Remarquez également que le rimshot très sec est remplacé par une sorte de caisse claire doublée d'un effet de hauteur toutes les deux mesures lorsque les choses deviennent intenses. Concentrez-vous sur le centre de la chanson et écoutez attentivement la caisse claire. Avez-vous entendu quelque chose de similaire avant ou après ? Je ne l'ai pas fait. C'est probablement une question de production plus que de mixage, mais cela a permis à Spike de noyer le side stick sec sans laisser de vide (vous pouvez l'entendre réémerger lorsque la caisse claire s'estompe autour de 5.40).
La réverbération à ressort écrasée sur la caisse claire est également assez intense. Bonne idée de maintenir cette quantité de grain incroyable. Le long pré-délai permet de conserver l'impact de la caisse claire. Intelligent, intelligent, intelligent.
Les guitares sont utilisées pour donner de l'élan aux parties instrumentales.
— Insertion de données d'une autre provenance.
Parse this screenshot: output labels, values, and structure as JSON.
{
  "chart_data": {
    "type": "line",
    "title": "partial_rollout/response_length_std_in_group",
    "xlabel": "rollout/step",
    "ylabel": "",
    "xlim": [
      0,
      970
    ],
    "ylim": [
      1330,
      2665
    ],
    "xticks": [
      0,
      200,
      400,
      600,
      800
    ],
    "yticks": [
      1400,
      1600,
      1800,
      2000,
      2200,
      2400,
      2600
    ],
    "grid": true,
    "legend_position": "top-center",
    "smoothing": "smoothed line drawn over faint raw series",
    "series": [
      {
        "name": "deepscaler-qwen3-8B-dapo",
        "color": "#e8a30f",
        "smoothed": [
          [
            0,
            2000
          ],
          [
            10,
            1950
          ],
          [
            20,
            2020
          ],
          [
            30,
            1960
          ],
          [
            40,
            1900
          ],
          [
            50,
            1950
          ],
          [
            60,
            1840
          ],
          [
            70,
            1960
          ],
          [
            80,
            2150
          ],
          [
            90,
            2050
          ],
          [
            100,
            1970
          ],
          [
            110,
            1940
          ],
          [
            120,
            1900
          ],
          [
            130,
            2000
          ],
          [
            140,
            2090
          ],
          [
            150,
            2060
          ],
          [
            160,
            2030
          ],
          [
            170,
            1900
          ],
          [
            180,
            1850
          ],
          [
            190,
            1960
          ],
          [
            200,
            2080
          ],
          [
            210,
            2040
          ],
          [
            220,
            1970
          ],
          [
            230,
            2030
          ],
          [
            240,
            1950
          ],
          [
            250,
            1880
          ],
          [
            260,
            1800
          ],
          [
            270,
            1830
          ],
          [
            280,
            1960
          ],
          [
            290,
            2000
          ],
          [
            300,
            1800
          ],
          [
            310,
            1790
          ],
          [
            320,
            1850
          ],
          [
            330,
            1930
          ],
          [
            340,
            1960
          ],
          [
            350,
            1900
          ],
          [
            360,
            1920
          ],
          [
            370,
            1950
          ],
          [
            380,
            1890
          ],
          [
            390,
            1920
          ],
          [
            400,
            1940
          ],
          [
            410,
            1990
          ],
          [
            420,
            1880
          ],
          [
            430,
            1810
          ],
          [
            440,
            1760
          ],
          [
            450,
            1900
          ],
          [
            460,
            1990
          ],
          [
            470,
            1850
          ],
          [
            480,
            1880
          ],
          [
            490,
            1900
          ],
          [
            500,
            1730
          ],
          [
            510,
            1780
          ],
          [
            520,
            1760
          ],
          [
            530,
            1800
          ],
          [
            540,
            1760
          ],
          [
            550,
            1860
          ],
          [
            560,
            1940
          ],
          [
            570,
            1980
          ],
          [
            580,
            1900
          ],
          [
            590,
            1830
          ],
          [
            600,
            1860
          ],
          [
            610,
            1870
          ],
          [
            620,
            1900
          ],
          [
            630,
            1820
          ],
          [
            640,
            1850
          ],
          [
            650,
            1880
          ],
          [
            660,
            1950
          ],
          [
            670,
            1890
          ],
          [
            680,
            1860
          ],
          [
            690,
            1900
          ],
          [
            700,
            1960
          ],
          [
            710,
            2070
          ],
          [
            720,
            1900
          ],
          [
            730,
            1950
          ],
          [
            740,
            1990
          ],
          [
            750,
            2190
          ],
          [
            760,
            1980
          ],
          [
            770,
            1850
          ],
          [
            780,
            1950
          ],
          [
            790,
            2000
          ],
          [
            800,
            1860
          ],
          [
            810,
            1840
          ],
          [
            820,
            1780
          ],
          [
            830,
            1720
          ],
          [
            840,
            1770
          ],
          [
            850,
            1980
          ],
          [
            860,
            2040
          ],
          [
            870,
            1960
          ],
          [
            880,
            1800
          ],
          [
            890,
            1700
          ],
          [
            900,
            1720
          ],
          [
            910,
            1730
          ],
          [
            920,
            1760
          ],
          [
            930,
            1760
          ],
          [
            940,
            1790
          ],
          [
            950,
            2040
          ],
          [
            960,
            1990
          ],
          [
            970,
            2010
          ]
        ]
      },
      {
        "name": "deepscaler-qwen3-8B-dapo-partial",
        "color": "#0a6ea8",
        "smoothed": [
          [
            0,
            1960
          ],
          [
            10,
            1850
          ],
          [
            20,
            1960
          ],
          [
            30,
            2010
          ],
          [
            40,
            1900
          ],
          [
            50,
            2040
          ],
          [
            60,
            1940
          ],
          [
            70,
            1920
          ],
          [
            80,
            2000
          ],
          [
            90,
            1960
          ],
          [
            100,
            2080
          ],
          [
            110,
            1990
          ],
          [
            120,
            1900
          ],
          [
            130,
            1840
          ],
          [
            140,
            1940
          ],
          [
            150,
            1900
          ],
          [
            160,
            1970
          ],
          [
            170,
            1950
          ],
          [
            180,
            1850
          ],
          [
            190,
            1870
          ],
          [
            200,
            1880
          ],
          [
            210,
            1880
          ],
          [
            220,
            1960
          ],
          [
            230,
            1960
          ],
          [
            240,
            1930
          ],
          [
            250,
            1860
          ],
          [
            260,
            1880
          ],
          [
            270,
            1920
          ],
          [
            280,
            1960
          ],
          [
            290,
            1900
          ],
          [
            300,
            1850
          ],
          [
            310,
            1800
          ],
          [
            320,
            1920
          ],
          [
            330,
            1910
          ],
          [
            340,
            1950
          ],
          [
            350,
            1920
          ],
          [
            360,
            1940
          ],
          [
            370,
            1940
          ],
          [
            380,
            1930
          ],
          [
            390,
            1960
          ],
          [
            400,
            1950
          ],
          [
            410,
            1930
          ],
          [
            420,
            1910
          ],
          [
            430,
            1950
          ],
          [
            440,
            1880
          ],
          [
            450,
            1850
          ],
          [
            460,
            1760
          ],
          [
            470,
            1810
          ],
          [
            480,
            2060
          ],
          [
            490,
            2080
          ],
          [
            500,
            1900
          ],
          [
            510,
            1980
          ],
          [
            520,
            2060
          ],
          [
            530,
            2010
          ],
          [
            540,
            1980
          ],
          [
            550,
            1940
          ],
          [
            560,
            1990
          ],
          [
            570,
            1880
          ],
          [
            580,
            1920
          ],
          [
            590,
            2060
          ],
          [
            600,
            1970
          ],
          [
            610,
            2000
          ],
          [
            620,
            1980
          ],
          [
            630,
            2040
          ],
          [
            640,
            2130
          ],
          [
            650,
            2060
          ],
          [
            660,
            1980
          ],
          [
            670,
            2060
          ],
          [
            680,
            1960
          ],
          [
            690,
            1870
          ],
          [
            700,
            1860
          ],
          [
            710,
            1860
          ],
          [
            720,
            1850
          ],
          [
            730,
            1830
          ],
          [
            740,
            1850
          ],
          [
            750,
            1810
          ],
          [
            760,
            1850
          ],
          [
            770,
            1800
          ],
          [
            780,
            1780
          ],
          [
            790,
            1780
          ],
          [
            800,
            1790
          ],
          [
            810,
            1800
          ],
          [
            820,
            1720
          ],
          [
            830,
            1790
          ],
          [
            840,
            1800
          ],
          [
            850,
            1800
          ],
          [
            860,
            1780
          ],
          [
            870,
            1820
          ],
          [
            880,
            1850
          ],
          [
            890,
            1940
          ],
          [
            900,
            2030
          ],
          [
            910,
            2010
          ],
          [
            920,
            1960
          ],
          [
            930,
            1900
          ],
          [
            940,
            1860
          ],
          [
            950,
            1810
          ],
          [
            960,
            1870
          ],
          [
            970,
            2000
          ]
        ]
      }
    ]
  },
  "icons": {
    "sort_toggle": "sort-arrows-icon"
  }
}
Il n'y a pas de guitares à proprement parler dans les refrains. Les guitares me semblent très Pink Floyd. (À l'époque de The Wall). Remarquez qu'elles sonnent assez fines (pour laisser la basse tranquille) et presque DI. Elles sont croustillantes mais pas très présentes, utilisées comme un pad bourdonnant et animé. Elles semblent énormes grâce aux nombreux délais et réverbérations ajoutés pour amplifier la queue, mais ce ne sont pas des guitares classiques, énormes, amplifiées, empilées les unes sur les autres.
Il y a tant de détails dans ce mix que vous découvrirez de nouvelles choses à chaque écoute. Par exemple, ce petit arpège de guitare à droite vers 5.40, qui n'apparaît qu'une seule fois, très loin, juste comme ça.
Ou comment la grosse caisse change lentement de forme à la fin du fondu.
Ou l'incroyable appel de caisse claire stéréo avant la première section instrumentale.
Gardez à l'esprit que cela a été fait sur une console, probablement avec du matériel comme source. C'est un mix très, très détaillé et cela a nécessité beaucoup de créativité pour tout réaliser sur du matériel.
Dans l'ensemble, c'est un mix plutôt parfait. Personnellement, je l'utilise depuis des années pour vérifier les haut-parleurs lorsque je voyage ou lorsque je travaille dans d'autres pièces. Il vous montrera immédiatement si votre pièce est trop chargée en basses ou légère. Prenez quelques écoutes de la chanson dans divers environnements. Si ça sonne mal, alors l'environnement est mauvais. Pas l'inverse.
C'est une excellente piste à « posséder et garder ». Cela signifie « avoir sur votre disque et garder en tête ».